In the run-up to what would in normal times be the festive season sales rush, Ikea has vowed to buy back used furniture from customers to resell – and pay up to 50 percent of the original price.

Ikea will buy back your used furniture at up to half the price
Got any pieces of Ikea furniture at home? You may be able to get rid of it and get money back.
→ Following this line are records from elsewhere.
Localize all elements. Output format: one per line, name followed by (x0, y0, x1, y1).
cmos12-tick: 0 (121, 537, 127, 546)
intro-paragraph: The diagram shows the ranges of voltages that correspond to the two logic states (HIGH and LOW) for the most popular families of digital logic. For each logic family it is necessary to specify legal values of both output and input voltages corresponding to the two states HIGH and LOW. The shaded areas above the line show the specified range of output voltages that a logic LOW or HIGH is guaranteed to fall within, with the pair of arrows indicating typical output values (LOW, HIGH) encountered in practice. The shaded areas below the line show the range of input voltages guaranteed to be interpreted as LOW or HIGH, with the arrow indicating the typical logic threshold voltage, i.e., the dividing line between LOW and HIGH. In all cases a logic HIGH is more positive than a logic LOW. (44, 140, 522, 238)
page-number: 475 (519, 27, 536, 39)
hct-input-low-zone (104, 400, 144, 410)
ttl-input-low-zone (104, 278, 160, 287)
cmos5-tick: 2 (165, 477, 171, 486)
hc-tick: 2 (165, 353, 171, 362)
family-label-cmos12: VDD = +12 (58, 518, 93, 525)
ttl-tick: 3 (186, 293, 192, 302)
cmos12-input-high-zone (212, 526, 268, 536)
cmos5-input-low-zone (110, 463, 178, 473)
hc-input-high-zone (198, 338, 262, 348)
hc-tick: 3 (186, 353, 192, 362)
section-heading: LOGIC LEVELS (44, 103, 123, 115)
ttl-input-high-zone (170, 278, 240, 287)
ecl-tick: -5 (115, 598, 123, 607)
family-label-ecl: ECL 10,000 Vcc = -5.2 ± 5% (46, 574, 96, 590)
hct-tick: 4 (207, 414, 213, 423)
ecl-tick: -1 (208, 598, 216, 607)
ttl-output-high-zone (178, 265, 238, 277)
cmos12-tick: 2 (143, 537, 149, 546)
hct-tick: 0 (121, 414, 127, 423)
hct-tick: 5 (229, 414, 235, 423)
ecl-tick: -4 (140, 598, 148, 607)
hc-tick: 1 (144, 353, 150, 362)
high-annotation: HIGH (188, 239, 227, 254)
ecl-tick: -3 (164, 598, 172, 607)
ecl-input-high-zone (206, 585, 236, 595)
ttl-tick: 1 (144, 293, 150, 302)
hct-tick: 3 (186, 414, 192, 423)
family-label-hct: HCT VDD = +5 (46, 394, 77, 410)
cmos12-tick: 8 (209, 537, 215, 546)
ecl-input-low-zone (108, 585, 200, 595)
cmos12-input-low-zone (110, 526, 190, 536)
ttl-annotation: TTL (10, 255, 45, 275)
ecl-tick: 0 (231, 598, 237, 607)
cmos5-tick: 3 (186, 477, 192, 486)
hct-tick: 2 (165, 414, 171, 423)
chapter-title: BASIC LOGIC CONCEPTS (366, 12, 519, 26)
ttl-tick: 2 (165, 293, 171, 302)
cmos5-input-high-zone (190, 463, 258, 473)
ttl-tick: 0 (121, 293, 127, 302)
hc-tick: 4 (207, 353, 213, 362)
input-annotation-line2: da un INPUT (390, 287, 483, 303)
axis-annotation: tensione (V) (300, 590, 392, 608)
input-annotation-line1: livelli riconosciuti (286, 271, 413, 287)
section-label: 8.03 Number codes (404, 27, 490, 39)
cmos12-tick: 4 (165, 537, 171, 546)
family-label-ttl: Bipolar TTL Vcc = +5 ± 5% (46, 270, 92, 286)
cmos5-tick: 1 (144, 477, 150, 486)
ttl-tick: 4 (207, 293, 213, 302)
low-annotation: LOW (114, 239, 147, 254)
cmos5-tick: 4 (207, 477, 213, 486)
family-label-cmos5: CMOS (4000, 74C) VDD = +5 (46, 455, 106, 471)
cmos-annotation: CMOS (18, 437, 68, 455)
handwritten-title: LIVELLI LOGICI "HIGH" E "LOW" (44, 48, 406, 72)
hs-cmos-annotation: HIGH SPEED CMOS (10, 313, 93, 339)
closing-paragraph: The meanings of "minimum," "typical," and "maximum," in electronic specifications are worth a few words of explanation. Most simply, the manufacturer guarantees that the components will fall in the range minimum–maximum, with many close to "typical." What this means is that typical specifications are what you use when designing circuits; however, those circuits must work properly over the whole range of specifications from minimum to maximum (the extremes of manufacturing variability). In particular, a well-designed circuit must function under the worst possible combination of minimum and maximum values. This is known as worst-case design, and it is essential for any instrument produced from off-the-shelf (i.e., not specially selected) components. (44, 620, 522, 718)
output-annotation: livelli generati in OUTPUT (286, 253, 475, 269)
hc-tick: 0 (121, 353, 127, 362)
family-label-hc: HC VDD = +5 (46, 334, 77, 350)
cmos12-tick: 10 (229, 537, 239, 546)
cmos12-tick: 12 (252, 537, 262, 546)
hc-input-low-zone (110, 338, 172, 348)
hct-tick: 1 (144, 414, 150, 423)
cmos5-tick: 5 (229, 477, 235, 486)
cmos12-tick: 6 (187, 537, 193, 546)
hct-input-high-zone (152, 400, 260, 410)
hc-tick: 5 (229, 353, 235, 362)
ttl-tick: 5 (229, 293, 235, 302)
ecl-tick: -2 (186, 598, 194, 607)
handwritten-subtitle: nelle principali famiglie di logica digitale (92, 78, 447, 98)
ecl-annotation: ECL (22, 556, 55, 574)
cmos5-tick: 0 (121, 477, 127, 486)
Photo: Fredrik Sandberg/TT

Ikea, the world's largest furniture chain, said Tuesday it would begin buying back used furniture from customers to resell – and pay up to 50 percent of the original price.

The “Buy Back Friday” scheme, timed to coincide with the “Black Friday” pre-Christmas retail frenzy, will run from November 24th and until December 3rd in 27 countries.

“Rather than buy things you don't need this Black Friday, we want to help customers give their furniture a second life instead of making an impulse buy,” said Stefan Vanoverbeke, deputy retail operations manager at Ingka Group, Ikea's parent company.

To address concerns its affordable, flat-pack products encourage overconsumption and waste, the Swedish company had previously said it would start renting and recycling furniture as part of an eco-drive.

Under its buyback scheme, the group said that “anything that can't be resold will be recycled or donated to community projects to help those most affected by the Covid-19 pandemic”.

“Some countries like Australia and Canada for example are currently testing different buyback services, but BuyBack Friday will be the first time that 27 countries do this together,” the statement added.

The Swedish giant employs over 217,000 people and has more than 50 outlets. Its annual turnover is around 40 billion euros ($46 billion).

The group did not specify how it would determine the price paid for second-hand furniture and customers will receive a voucher, not cash, for their products.  

As part of efforts to reduce waste, Ikea has already begun repairing and re-packaging products in every store that have been damaged in transit, as well as allowing customers to return products – including furniture – for resale or donation to charities.